Rutten s’interrompit pour considérer curieusement la jeune fille dont l’esprit lui paraissait voyager en pays inconnus.

— Dites donc, reprit-il brusquement, vous m’avez l’air de revenir d’aussi loin que je reviens moi-même !

Miss Jane se mit à rire nerveusement.

— C’est la surprise de vous voir, dit-elle, je ne vous attendais pas sitôt. Mais entrez donc !

Rutten franchit le seuil de la porte et demanda, tandis que Miss Jane refermait la porte doucement :

— Vous avez reçu ma dépêche, n’est-ce pas ?

— Oui.

— La mauvaise nouvelle vous a sans doute fort contrariée ?

— Très peu, sourit Miss Jane.

— Tiens !

— Je me doutais pas mal, reprit-elle avec une certaine indifférence tout en esquissant un sourire haineux, que William Benjamin vous aurait devancé.

— Comment le saviez-vous ? demanda le capitaine qui, du coin de l’œil, lança à Miss Jane, un regard chargé de soupçons.

— Je dis que je m’en doutais, répondit seulement Miss Jane avec un sourire froid.

— Vous vous en doutiez ?… Mais alors vous saviez que Benjamin m’avait suivi à Montréal.

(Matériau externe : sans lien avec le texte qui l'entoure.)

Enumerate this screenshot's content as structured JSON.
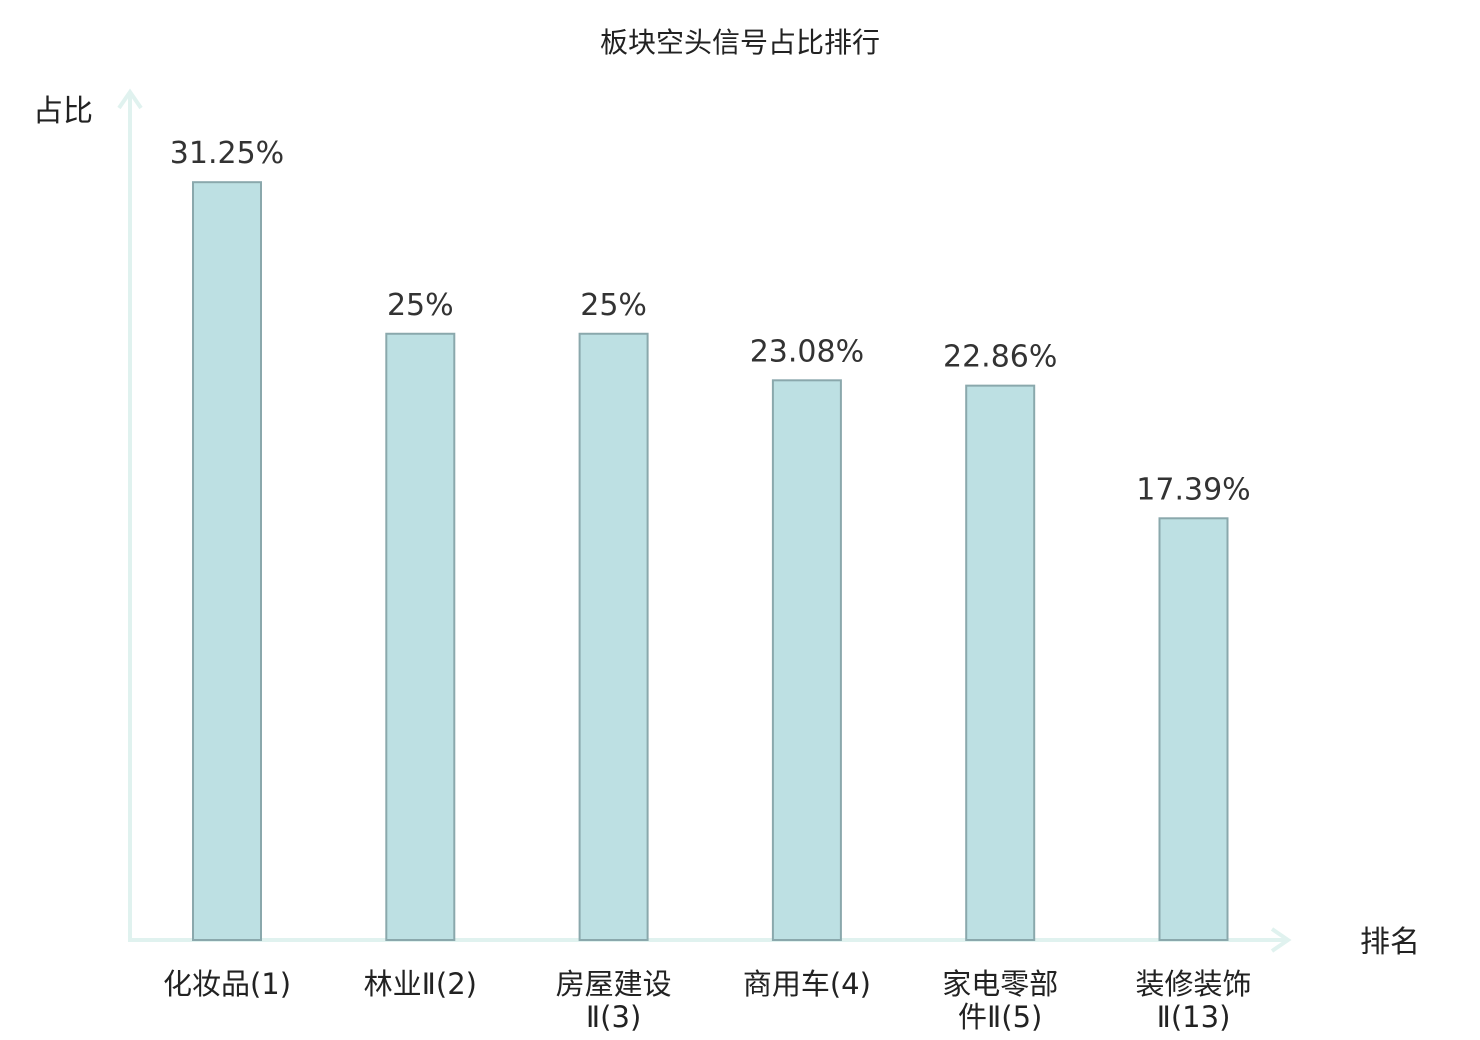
{
  "chart_data": {
    "type": "bar",
    "title": "板块空头信号占比排行",
    "ylabel": "占比",
    "xlabel": "排名",
    "ylim": [
      0,
      35
    ],
    "grid": false,
    "categories": [
      [
        "化妆品(1)"
      ],
      [
        "林业Ⅱ(2)"
      ],
      [
        "房屋建设",
        "Ⅱ(3)"
      ],
      [
        "商用车(4)"
      ],
      [
        "家电零部",
        "件Ⅱ(5)"
      ],
      [
        "装修装饰",
        "Ⅱ(13)"
      ]
    ],
    "values": [
      31.25,
      25,
      25,
      23.08,
      22.86,
      17.39
    ],
    "value_labels": [
      "31.25%",
      "25%",
      "25%",
      "23.08%",
      "22.86%",
      "17.39%"
    ],
    "highlight_index": 5,
    "colors": {
      "bar_fill": "#bde0e3",
      "bar_stroke": "#8aa8ac",
      "axis": "#e0f2ef",
      "highlight_label": "#e0151b",
      "text": "#222222"
    }
  }
}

— Je l’ai su par votre dépêche.

— Ah !… c’est juste.

— Seulement, poursuivit Miss Jane, le jour même de votre départ pour Montréal, je vous savais surveillé par Benjamin.

— Vraiment ?

— Ou plutôt par des gens au service de Benjamin, ce qui revient au même.

— Vous connaissez ces gens ?

— Vous savez bien que je connais vos amis, répliqua Miss Jane avec un sourire ironique.

— Quels amis ? demanda froidement Rutten.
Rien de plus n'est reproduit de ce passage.